Still, it’s rarely unentertaining, as long as you’re willing to just kind of shrug and lean into the film’s whiplash mood turns and often goofy choices. The film opens with a haunting sequence in which a team of cops led by a cameoing Mark Hamill investigate Mary and Charles’ last ‘nest,’ a house festooned with the corpses of cats. Later in the proceedings, a hapless plod gets stabbed to death with a corn cob — a movie that can encompass such disparate scenes must be worth your time, right? At another point, Charles uses his shapeshifting ability to disguise not just himself, but his entire car — I can’t even imagine how that’s supposed to work in the context of the supernatural world presented, but sure — why not? We’re out where the buses don’t run here.

But we have a pretty decent cast to keep us company, with Ron Perlman, Hellboy (2004), in full-on alpha male asshole mode as a gruff state cop, and Dan Martin, Heat (1995), as a deputy sheriff (there are a lot of cops in this thing) whose pet cat, Clovis, is instrumental to the narrative. And let us not worry about how lucky it is that monsters whose true forms are detectable by cats have to contend with a cop who lets his moggy ride shotgun.

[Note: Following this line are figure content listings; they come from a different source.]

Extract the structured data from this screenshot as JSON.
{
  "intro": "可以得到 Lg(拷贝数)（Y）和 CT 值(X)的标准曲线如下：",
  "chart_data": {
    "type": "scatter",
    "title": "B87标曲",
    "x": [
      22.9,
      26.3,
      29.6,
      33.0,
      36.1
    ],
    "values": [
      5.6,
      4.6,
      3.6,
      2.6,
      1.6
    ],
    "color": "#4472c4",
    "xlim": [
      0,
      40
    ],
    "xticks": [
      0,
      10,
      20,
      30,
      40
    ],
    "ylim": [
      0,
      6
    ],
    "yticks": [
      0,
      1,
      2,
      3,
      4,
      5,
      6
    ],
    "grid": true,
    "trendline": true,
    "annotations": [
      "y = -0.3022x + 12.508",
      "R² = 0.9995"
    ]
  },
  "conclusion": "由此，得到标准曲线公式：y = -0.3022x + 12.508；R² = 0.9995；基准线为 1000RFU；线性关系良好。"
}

We also get a great cameo from King, who brings horror buddies such as the aforementioned Clive Barker, The Texas Chain Saw Massacre (1974) director Tobe Hooper, The Howling (1981) director Joe Dante, and An American Werewolf in London (1981) director John Landis along for one cameo-packed scene.

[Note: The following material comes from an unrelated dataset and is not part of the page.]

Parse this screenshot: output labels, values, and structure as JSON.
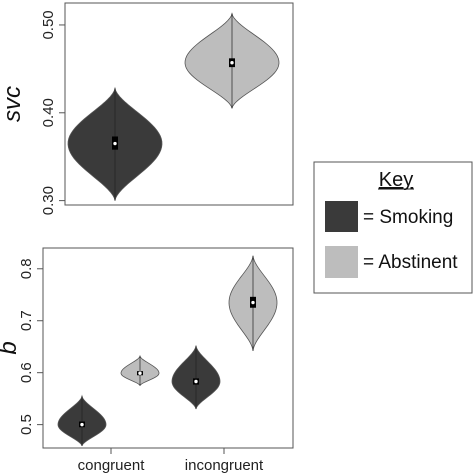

That scene might just be the key to Sleepwalkers, though. Horror isn’t always scary. Often, it’s just fun, and some of the best films in the genre act as a kind of in-joke or secret handshake among fans, and Sleepwalkers is in that category. We’re not supposed to take this thing too seriously, and the problem with the film doesn’t lie in the fact that it’s frequently silly, but in that, for a few early scenes, it isn’t. That sets up viewers with a certain set of expectations regarding tone and emotional pitch that are rather savagely subverted once the plot kicks into high gear, and the bodies start dropping. It’s not entirely successful, but the intent is pretty clear.

At the end of the day, Sleepwalkers is an oddity, but it is a good reminder that the Grand Old Man of American Horror is capable of cranking out some pretty strange stuff. This is indelibly a King film much more than it’s a Garris film (although the two have collaborated so often that the lines are blurry), and it feels like here he’s indulging some of his cruder, more prurient impulses — and why not? Sometimes it’s okay just to crank up the gore and the gags and the not-very-convincing rubber suits (in their monster forms, Charles and Mary are … something). This is a movie where a housecat cannonballs through a plate glass window to attack the featured monster with a velocity not unlike a baseball being fired out of a pitching machine. If you can’t get some joy out of that, you might be taking this stuff a bit too seriously.